[moon] home
IPv4

Erlkönig: Per-User Locale Definitions

Create and use a locale without root access.
parent
[parent webpage]

server
[webserver base]

search
[search erlkonig webpages]

trust
[import certificates]


homes
[talisman]
[zoion]

Update

2019-09-08 Thunderbird version 60.8.0 breaks all this, and even downgrading to 52.7.0 shows dates still broken, possibly due to something stuck in the ~/.mozailla-thunderbird/ dir. For more info, see https://bugzilla.mozilla.org/show_bug.cgi?id=1426907 (Basically the Thunderbird team ditched a bunch of unmaintained code that may have included, say, unix TZ_TIME support, in favor of another approach, CLDR, that may or may not be harder to customise. Approaches are being discussed.)

Overview

Here's how a non-root user on a Linux system can create, update, and use a personal locale definition. This is useful for getting ISO-8601 time and date formats to be used for date(1) and strftime(3), and in applications like Thunderbird that don't have the sense to allow users to set a strftime-like date/time format themselves.

Changing all the month and day names is straightforward, although not shown here. Note that limitations of the localization routines block deep changes such as implementing a lunar model or the more seasonal hobbit calendar.

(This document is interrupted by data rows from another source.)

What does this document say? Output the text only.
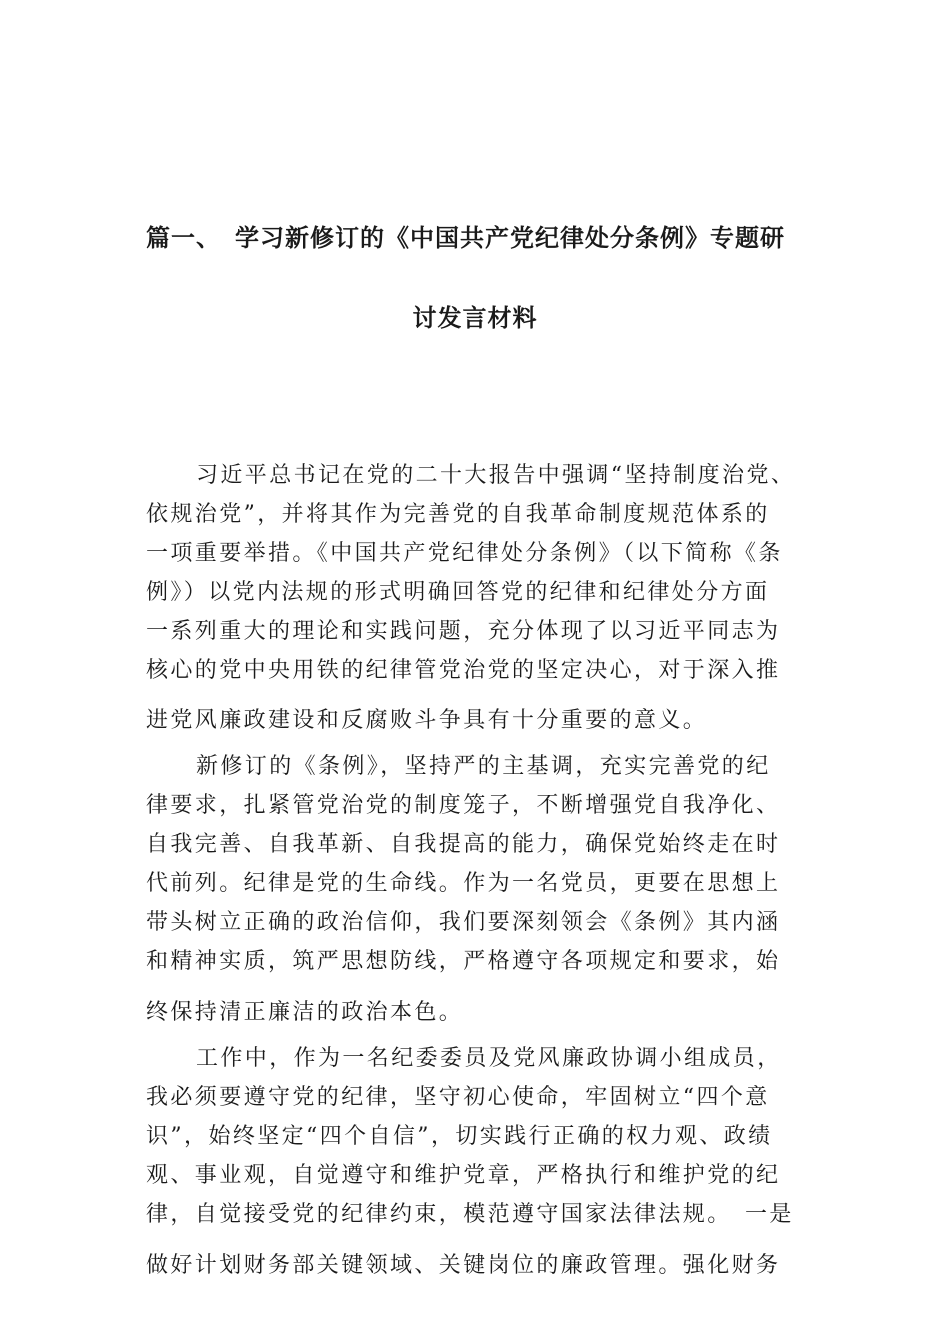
篇一、 学习新修订的《中国共产党纪律处分条例》专题研
讨发言材料

习近平总书记在党的二十大报告中强调“坚持制度治党、

依规治党”，并将其作为完善党的自我革命制度规范体系的

一项重要举措。《中国共产党纪律处分条例》（以下简称《条

例》）以党内法规的形式明确回答党的纪律和纪律处分方面

一系列重大的理论和实践问题，充分体现了以习近平同志为

核心的党中央用铁的纪律管党治党的坚定决心，对于深入推

进党风廉政建设和反腐败斗争具有十分重要的意义。

新修订的《条例》，坚持严的主基调，充实完善党的纪

律要求，扎紧管党治党的制度笼子，不断增强党自我净化、

自我完善、自我革新、自我提高的能力，确保党始终走在时

代前列。纪律是党的生命线。作为一名党员，更要在思想上

带头树立正确的政治信仰，我们要深刻领会《条例》其内涵

和精神实质，筑严思想防线，严格遵守各项规定和要求，始

终保持清正廉洁的政治本色。

工作中，作为一名纪委委员及党风廉政协调小组成员，

我必须要遵守党的纪律，坚守初心使命，牢固树立“四个意

识”，始终坚定“四个自信”，切实践行正确的权力观、政绩

观、事业观，自觉遵守和维护党章，严格执行和维护党的纪

律，自觉接受党的纪律约束，模范遵守国家法律法规。　一是

做好计划财务部关键领域、关键岗位的廉政管理。强化财务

If the steps below are followed, using the arbitrarily-created locale name en_US@myISO, the following will display changed date formats in Thunderbird:

$ LOCPATH=~/lib/locale LC_ALL=en_US@myISO thunderbird &
$ 
beforeafter
thunderbird without localedef thunderbird *with* localedef

It's easy to make a ~/bin/thunderbird-iso script:

#!/bin/sh
LOCPATH=$HOME/lib/locale LC_ALL=en_US@myISO exec thunderbird "$@"

Basic Elements

WARNING: This is an unrefined, first-pass hack at getting control of the default date text formats without being root. Use at your own risk. What risk? Making this your account default will cause programs you run to use the new format, with a faint chance of adverse side effects if one program's human-formatted dates are poorly parsed by another program. This can be especially quirky if you tend to use su without the - option and/or have locally-written scripts that attempt to parse loosely-specced dates. However, many programs expecting dates to be read by other programs will write the epoch time into their output, which isn't subject to such errors.
  1. Insure that you have the localedef(1) utility on your system

    $ type localedef
    localedef is hashed (/usr/bin/localedef)
    $ 
  2. Verify that your libc supports the LOCPATH environment variable:

    $ grep LOCPATH /usr/lib/libc.a
    Binary file /usr/lib/libc.a matches
    $ 
  3. Select a name for your new locale that doesn't collide with any existing ones (the output here is abbreviated):

    $ locale -a    
    C
    POSIX
    en_US.utf8
    $ 

    This example will assume your new locale is named en_US@myISO; you can easily choose a locale name other than myISO.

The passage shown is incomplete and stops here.